In lieu of parents' losing on purpose, there's the Switch Rule. "My dad came up with it," says Ari. "He'd say, 'I'm going to play my hardest and you're going to play your hardest. And anytime it's your move, you can just switch sides.'"The rule can be invoked by whoever is the novice — which can mean the adult, if the child is the one teaching the game.

"By the way," adds Ari, "I don't play games I don't like. Noah lists what he wants to play. I'll list what I want to play. We choose something we both like. Kids have to learn that playing with people means they're having fun too."

"You treat it like a primitive theater form." — Vivian Gussin Paley, author and grandmother

Vivian Gussin Paley's books are filled with stories — of love and sorrow, joy and silliness, grief, hope, and heroics. These are not novels, but nonfiction titles such as The Boy Who Would Be a Helicopter and Bad Guys Don't Have Birthdays, each a record of fantasy play from Paley's years as a teacher in early-childhood classrooms.

Over the years, observing children at the work of make-believe became, for Paley, like reading a novel or watching theater. The more she listened, the more she recognized deeply human efforts to face life's toughest questions and explore, in drama, a host of answers.

"I wish I'd known, when I was a young parent, what I know after writing all these books," says Paley. "My conversations with my children would have been very different."

How did Paley take in so much? "I always carried a little notebook," she says. "I thought I was collecting anecdotes. I jotted down a story or a couple of lines of dialogue. But I began to realize they had a much, much deeper meaning. Later I would copy that into my journal, with interpretive material and commentary. It was all dated. I would write down what I might have said. It was the very best training for the next day with the child."

Paley also likes to join the play by offering questions and comments like a Greek chorus. What does she recommend in a rough spot — such as when a child insists you stick to the same one line of dialogue? "This depends 100 percent on the parent's knowledge of the child," she says. "If it proves your love, you could keep doing it. Or you could say, 'You know, I'm getting tired of saying that. Tell me two other things it would be okay for the mom to say here.' Or you could say, 'You know your character that I'm playing? She gets to say, "Uh huh, okay." I want to write that down: "Uh huh, okay." What else can she say?' In this way, you treat it like a primitive theater form."

Stories and conversation are also play. Paley was at a Hanukkah party at the home of her brother, and when she saw his granddaughter sitting by herself, she sat down with the 3-year-old to talk. "So I said, 'I've been thinking about Goldilocks.' She looked at me, studying my face. I said, 'I can't figure out why she walked into the bear's house when nobody asked her to come in.' And she said, 'She must have been hungry.' And we talked about this for awhile, about whether it was wise for Goldilocks to walk into a house that was not her own, and she said it probably looked like Goldilocks's own house.

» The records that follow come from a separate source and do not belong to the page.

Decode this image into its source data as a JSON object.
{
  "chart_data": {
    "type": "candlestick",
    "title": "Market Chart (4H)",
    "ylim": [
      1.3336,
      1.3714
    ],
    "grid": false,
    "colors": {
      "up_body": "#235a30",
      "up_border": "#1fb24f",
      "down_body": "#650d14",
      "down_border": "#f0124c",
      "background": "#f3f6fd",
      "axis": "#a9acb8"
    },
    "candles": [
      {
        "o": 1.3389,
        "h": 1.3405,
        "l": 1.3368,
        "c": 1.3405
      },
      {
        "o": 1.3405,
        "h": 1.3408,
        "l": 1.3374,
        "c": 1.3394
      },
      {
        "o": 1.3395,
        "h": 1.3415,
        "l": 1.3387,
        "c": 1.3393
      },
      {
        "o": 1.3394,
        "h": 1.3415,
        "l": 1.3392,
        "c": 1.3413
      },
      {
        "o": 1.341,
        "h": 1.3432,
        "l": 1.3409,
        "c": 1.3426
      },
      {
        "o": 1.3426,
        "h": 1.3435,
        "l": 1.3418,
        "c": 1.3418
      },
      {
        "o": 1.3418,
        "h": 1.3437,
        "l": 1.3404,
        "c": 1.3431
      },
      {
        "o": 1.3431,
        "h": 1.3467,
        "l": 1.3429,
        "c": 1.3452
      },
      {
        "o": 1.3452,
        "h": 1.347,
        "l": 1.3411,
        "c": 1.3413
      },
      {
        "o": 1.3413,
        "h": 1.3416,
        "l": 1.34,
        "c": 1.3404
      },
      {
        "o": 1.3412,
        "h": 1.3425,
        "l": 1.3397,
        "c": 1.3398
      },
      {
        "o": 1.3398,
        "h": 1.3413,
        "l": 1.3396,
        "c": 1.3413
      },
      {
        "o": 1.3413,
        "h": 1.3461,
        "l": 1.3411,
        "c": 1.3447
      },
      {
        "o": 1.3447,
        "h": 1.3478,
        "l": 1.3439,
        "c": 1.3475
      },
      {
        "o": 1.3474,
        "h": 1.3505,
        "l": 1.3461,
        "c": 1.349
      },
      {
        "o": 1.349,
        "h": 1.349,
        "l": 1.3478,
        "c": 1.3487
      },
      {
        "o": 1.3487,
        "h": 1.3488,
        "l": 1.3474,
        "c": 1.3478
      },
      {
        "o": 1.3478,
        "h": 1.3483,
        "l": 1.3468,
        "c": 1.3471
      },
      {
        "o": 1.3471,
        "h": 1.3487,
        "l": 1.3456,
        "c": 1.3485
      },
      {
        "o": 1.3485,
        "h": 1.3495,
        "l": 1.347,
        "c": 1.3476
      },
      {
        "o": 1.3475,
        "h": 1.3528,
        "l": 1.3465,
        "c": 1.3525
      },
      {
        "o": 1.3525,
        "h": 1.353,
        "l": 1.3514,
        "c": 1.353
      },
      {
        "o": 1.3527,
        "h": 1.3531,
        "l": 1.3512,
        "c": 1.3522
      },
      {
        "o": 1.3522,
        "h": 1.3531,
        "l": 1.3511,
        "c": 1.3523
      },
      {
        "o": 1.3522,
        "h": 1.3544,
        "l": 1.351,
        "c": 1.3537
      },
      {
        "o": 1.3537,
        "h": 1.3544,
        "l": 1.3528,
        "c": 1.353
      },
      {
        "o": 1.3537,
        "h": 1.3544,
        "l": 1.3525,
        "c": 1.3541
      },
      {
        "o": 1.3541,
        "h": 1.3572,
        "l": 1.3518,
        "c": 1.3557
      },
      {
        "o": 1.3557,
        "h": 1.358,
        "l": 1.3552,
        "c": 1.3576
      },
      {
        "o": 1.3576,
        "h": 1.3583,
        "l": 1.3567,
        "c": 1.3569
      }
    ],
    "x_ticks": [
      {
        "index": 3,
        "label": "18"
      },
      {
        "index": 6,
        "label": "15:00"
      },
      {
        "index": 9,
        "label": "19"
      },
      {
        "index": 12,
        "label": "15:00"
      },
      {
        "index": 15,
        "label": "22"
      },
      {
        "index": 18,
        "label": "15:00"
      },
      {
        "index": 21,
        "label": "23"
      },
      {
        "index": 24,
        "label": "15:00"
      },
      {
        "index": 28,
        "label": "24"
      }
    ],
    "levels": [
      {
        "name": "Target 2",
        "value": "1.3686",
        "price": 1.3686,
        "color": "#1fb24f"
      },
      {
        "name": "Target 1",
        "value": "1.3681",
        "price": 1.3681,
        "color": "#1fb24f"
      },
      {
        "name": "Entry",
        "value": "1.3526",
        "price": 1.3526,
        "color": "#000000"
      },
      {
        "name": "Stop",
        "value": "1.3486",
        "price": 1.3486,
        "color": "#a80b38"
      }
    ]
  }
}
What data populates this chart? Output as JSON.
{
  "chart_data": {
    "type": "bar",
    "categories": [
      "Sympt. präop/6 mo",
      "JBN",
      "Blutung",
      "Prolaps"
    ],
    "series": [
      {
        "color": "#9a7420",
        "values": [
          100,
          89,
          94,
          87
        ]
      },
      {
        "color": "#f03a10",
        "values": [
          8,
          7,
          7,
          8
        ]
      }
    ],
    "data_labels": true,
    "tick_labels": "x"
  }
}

"Do you see? I'm not asking her how old she is, or how she likes her new baby brother. We're in the world of stories. Then we sat for awhile, watching people. And then she said, 'And what about Red Riding Hood?' 'Yes! Yes!' I said. 'What about Red Riding Hood?' Later, when I had to go, I told her, 'I'm going to think about Red Riding Hood. The next time I see you, let's talk about Red Riding Hood.'

"It is my years of teaching children that tells me it makes perfect sense to start a conversation wondering about Goldilocks. And, quite frankly, I do wonder about Goldilocks."